A Dylan cover a Day: Senor


By Tony Attwood

Technical note: this article was first published on 1 June 2023, but for reasons totally beyond my grasp, did not appear on the indexes; hence its republication on 2 June.

Somehow “Senor” has never been one of the Dylan compositions that has particularly grabbed me – but it obviously appealed to Bob having been performed 265 times between 1978 and 2011.

And it appeals to those who like to cover Bob’s work, and while many do take the song and simply add an accompaniment in their own preferred style, a few have explored where else the song might lead.

I’m really taken by the first example today – the Bob Porter Project.   The guys manage to pack all the regret that is expressed in the lyrics, into the music, not least by varying the timing of the lyrics slightly, to add to that feeling.    I love this version – and even if it doesn’t appeal to you, please do hold on to the short instrumental break.  These guys know when not to play as much as how to play.   They are described as “An Americana band from Stroud, Gloucestershire, UK …a fine blend of mellow Alt Country and gritty.”  I last saw them play in Northampton (I think – it was a while back) with my pal Pat and the gang.  A great evening out.

Diva de Lai are described as Bob Dylan at the Opera, although to be clear the accompaniment is straight rock; it is the vocals that are operatic.   It’s an interesting approach in my opinion, but having heard a couple of verses, I was not sure I was wanting to go much further.

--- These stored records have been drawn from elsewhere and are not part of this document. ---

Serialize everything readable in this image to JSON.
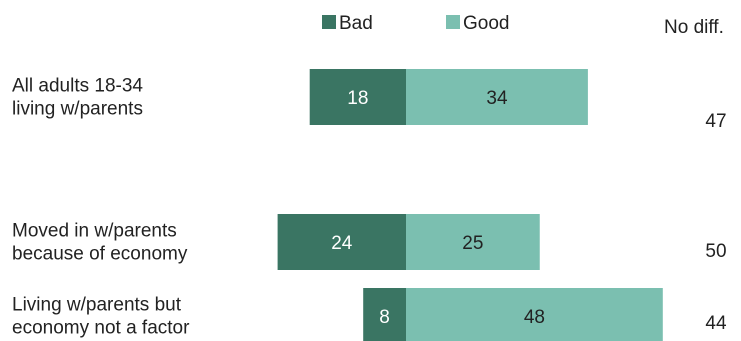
{
  "chart_data": {
    "type": "bar",
    "orientation": "horizontal",
    "stacked": "diverging",
    "categories": [
      [
        "All adults 18-34",
        "living w/parents"
      ],
      [
        "Moved in w/parents",
        "because of economy"
      ],
      [
        "Living w/parents but",
        "economy not a factor"
      ]
    ],
    "series": [
      {
        "name": "Bad",
        "values": [
          18,
          24,
          8
        ],
        "color": "#3a7563"
      },
      {
        "name": "Good",
        "values": [
          34,
          25,
          48
        ],
        "color": "#7bbfb0"
      }
    ],
    "extra_column": {
      "label": "No diff.",
      "values": [
        47,
        50,
        44
      ]
    },
    "legend_placement": "top",
    "grid": false
  }
}
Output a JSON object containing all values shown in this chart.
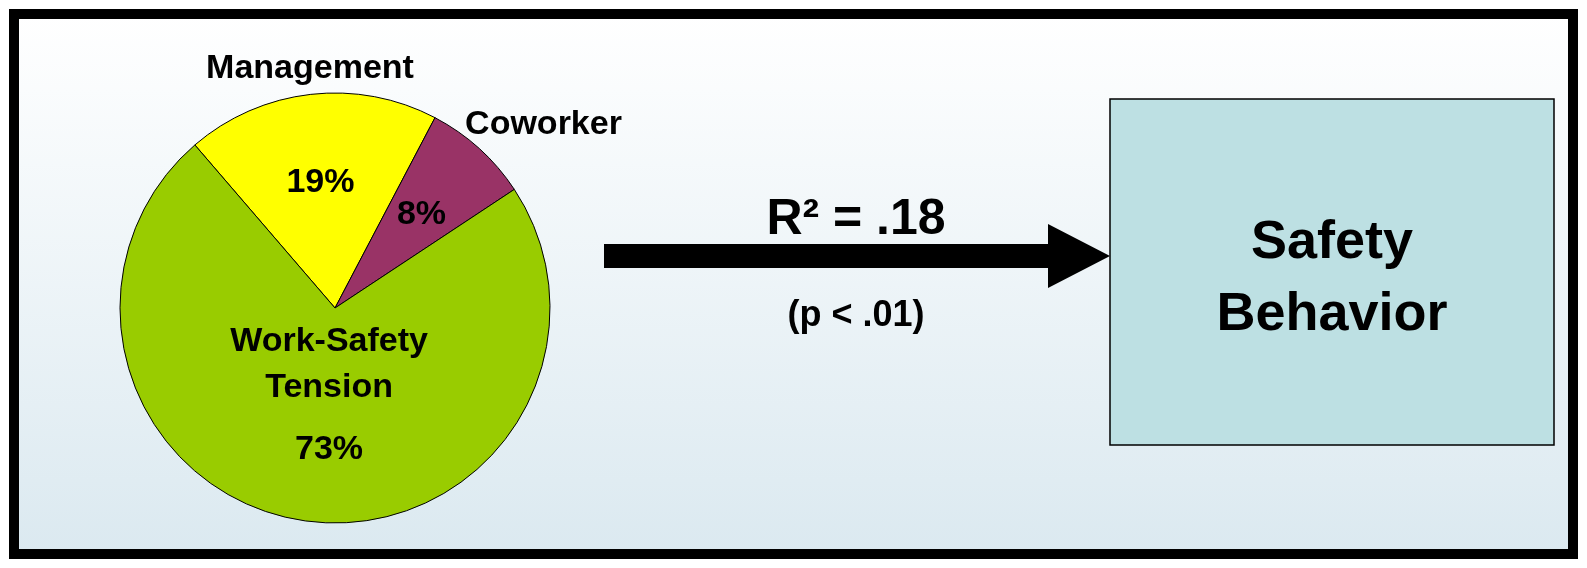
{
  "chart_data": {
    "type": "pie",
    "categories": [
      "Management",
      "Coworker",
      "Work-Safety Tension"
    ],
    "values": [
      19,
      8,
      73
    ],
    "colors": [
      "#ffff00",
      "#993366",
      "#99cc00"
    ],
    "value_labels": [
      "19%",
      "8%",
      "73%"
    ],
    "annotations": [
      "R² = .18",
      "(p < .01)",
      "Safety Behavior"
    ]
  }
}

Dierks Bentley on the other hand is a country singer, and he gives us a country version exactly as Diva de Lai offer an operatic version; which is to say “This is our style and we’ere seeing it through to the end, no matter what.”   It’s inevitably much lighter with the banjo, violin and close harmonies.  I’m not a country fan any more than an opera buff, but I did enjoy this.  I could almost believe this is how was originally intended to be performed.

Willie Nelson however took the song as one of sadness and depression and then just in case this were not enough, took it into the double extra negative side of those emotions.   Having heard the upbeat versions, I am not sure I really want this, although the brass accompaniment works rather well.

Richard Shindell

I must admit that by the time I got to number five on the list I think I had had enough Senors.  It almost seems as if the artists too often get to the song thinking “ok this is all about pleading, so I have to fill my vocals with pleading.”  And then the producer asks them to add some sadness.

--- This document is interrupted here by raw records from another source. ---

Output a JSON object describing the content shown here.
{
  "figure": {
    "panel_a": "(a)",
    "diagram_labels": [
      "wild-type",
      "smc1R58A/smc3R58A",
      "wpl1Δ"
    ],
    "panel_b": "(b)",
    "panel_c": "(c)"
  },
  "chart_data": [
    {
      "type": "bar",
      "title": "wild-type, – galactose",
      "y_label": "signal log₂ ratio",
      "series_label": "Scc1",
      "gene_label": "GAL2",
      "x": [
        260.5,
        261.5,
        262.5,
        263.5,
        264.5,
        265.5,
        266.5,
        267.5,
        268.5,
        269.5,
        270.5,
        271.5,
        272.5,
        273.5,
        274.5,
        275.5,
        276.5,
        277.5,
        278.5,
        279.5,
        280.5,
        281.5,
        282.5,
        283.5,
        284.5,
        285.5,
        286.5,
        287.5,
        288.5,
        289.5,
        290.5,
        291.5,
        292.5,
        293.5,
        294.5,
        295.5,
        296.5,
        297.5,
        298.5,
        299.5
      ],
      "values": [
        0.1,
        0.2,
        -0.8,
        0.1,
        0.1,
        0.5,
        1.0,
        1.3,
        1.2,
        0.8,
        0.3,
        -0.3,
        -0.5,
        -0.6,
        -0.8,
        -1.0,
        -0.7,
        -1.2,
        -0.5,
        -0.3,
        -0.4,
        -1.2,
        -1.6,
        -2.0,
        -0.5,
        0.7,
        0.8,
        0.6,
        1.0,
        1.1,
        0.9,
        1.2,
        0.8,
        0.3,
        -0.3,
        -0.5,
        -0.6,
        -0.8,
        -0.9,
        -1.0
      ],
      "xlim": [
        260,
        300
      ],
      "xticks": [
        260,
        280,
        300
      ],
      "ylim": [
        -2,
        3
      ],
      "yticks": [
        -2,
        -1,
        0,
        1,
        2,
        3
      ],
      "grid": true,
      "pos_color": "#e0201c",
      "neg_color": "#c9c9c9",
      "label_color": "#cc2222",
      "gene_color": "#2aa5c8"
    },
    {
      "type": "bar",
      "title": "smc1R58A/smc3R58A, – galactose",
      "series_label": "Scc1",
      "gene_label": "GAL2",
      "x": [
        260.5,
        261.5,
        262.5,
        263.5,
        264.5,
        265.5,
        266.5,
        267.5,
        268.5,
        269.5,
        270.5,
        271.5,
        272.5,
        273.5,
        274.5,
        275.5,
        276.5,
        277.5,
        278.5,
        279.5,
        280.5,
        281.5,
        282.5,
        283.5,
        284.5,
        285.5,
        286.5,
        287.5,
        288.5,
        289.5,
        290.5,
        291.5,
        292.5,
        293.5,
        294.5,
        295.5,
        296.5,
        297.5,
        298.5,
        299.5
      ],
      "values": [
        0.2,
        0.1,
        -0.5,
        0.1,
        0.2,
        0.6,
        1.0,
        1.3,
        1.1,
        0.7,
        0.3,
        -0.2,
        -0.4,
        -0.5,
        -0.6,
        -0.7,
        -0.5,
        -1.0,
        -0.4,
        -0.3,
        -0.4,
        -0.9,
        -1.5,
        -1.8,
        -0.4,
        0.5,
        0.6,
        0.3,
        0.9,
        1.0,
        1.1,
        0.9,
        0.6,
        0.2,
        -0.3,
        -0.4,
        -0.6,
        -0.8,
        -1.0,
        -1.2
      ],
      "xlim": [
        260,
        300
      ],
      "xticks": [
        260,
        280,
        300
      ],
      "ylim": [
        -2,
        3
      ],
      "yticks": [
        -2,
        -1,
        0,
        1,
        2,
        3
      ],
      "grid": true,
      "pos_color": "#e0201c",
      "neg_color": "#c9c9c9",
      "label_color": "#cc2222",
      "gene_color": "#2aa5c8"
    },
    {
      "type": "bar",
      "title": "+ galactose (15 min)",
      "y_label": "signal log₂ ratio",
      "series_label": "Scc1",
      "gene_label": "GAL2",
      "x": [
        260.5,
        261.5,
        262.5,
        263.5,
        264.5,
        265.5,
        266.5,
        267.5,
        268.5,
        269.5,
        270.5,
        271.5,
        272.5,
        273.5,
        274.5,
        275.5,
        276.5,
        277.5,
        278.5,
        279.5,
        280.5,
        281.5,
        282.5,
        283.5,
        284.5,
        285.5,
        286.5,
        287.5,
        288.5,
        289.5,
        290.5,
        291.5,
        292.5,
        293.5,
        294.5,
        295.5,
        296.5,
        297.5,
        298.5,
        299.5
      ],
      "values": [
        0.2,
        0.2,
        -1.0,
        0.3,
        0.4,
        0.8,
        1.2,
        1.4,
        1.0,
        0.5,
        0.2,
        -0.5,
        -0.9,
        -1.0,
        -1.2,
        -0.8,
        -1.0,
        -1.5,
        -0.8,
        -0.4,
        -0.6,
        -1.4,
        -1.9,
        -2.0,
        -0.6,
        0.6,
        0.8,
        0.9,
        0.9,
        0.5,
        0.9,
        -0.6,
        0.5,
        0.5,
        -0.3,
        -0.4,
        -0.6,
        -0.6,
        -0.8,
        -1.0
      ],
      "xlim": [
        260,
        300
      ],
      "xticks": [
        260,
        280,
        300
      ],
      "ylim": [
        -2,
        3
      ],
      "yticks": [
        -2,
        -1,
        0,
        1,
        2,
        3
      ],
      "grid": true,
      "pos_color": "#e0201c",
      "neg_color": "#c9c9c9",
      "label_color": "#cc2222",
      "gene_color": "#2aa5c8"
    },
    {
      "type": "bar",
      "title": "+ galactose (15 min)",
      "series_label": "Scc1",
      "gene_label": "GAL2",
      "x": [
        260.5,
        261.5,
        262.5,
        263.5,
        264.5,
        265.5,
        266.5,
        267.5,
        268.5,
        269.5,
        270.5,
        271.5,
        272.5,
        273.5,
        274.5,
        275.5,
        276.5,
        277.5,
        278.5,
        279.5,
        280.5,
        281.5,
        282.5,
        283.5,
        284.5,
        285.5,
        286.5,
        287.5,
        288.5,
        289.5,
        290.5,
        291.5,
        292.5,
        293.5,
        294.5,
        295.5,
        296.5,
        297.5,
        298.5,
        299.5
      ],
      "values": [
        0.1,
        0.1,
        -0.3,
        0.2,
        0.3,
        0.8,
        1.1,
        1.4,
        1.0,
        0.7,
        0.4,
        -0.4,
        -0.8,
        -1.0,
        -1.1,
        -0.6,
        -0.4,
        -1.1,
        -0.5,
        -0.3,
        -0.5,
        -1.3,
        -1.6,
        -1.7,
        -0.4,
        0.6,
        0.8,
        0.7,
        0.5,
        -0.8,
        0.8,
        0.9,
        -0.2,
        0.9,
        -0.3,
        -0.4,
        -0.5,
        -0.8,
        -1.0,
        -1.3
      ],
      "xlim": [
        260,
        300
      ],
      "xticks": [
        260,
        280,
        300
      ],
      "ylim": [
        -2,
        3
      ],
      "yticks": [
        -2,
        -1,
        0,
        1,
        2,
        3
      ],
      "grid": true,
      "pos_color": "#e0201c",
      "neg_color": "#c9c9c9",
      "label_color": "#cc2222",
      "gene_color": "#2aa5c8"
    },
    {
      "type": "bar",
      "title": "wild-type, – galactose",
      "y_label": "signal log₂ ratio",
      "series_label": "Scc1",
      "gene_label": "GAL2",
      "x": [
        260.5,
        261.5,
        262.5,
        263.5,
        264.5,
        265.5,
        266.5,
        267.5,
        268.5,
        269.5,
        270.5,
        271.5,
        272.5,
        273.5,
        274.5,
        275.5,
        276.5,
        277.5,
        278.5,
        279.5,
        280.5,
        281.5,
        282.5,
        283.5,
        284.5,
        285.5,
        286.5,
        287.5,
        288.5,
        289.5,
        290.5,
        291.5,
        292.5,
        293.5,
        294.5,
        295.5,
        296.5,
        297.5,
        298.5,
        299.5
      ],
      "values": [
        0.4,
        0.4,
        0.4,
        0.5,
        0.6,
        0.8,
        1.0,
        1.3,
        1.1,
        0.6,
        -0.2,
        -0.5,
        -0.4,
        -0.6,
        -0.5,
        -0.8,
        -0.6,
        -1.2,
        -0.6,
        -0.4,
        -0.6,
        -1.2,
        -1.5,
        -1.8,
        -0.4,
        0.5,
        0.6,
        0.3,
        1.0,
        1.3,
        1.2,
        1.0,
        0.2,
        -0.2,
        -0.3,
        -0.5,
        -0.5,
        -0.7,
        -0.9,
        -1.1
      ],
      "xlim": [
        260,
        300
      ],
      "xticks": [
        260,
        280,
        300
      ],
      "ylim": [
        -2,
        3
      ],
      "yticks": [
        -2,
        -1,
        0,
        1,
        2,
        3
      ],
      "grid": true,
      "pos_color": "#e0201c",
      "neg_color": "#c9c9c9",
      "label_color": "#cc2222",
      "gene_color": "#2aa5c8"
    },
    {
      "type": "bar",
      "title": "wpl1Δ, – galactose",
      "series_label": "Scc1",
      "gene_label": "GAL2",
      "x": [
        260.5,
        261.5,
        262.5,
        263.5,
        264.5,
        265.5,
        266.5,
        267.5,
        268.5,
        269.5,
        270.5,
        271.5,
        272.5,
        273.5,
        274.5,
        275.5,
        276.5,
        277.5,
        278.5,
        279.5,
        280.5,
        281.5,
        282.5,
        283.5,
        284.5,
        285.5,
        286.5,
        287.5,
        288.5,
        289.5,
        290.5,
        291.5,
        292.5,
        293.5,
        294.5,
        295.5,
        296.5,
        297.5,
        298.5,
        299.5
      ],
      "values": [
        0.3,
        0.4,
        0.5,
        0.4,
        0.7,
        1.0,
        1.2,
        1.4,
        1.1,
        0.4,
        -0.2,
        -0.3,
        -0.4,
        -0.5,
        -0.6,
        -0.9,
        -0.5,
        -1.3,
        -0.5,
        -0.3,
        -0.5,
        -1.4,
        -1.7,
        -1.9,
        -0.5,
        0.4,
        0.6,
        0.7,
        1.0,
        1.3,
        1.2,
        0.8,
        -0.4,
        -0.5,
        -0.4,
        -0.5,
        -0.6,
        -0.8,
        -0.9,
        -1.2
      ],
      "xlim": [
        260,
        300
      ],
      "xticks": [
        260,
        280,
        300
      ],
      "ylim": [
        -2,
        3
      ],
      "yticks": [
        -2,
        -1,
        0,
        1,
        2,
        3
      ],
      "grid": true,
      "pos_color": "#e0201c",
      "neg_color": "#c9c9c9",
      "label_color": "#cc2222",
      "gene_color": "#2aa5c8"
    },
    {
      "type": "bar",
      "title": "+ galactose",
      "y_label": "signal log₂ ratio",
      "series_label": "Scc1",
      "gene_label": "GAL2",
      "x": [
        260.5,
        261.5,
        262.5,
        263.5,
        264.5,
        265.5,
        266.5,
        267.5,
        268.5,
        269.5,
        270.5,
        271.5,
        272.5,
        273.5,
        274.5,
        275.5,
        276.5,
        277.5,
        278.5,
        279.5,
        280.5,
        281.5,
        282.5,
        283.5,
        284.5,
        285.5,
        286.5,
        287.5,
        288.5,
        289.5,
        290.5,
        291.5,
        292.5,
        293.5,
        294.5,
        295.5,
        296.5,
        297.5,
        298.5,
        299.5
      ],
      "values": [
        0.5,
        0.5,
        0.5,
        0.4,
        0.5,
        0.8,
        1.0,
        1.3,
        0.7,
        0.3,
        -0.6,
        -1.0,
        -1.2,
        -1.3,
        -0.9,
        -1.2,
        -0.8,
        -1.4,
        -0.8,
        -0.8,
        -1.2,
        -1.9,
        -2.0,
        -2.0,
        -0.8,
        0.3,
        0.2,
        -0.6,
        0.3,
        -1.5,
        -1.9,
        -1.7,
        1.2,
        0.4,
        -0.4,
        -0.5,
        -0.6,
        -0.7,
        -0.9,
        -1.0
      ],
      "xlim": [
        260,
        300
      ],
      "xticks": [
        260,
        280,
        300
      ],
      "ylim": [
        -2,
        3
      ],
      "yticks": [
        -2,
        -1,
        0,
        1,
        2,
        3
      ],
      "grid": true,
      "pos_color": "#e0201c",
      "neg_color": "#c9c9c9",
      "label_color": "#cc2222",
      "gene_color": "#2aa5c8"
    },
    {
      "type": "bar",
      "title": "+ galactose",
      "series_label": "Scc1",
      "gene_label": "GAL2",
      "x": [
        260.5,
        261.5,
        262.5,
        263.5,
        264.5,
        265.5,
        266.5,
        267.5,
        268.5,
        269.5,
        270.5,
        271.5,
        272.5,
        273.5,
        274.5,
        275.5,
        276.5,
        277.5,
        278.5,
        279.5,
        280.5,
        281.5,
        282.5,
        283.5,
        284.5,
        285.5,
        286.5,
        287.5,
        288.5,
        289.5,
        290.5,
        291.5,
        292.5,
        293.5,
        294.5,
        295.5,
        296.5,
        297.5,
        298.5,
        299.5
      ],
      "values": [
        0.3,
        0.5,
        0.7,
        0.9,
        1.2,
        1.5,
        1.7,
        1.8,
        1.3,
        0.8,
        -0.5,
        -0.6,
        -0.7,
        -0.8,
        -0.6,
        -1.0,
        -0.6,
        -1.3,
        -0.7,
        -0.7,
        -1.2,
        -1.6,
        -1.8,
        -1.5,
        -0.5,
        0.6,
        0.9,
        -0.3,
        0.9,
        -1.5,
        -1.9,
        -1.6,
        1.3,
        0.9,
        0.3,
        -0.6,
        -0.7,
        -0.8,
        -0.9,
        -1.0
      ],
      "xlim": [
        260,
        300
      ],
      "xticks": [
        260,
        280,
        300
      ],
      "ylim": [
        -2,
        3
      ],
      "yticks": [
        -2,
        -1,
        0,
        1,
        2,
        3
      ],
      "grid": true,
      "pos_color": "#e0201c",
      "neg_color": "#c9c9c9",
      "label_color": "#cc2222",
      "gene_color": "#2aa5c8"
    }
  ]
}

Yes that is true in the lyrics, but sometimes it is enough to have that emotional message in the lyrics – putting it in the music as well can, on occasion, be overkill.

Which is a shame for this recording because there are some fine moments in the performance… but then with the instrumental break I am just left thinking someone involved in the recording was just trying to go too far to make this sound different.

In the end I felt the need to go back and play the Dierks Bentley version again, just to make sure I didn’t spend the rest of the day full of regret at something or other that happened sometime or other, to someone else.

Perhaps that is the problem.  Maybe it is a song to be listened to at night, not at 9.30am.  Perhaps it should come with a warning to that effect on the label.  Except I suspect the Bentley version will work any time of day you want it.

One comment

  1. That to the above anaylist and some others, Dylan’s songs like Sad-Eyed and Senor are best when presented uptempoed to a Blue Grass level on the ridge is completely beyond comprehension, a misguided endeavour that separates the sorrowful song lyrics with imposed playful music.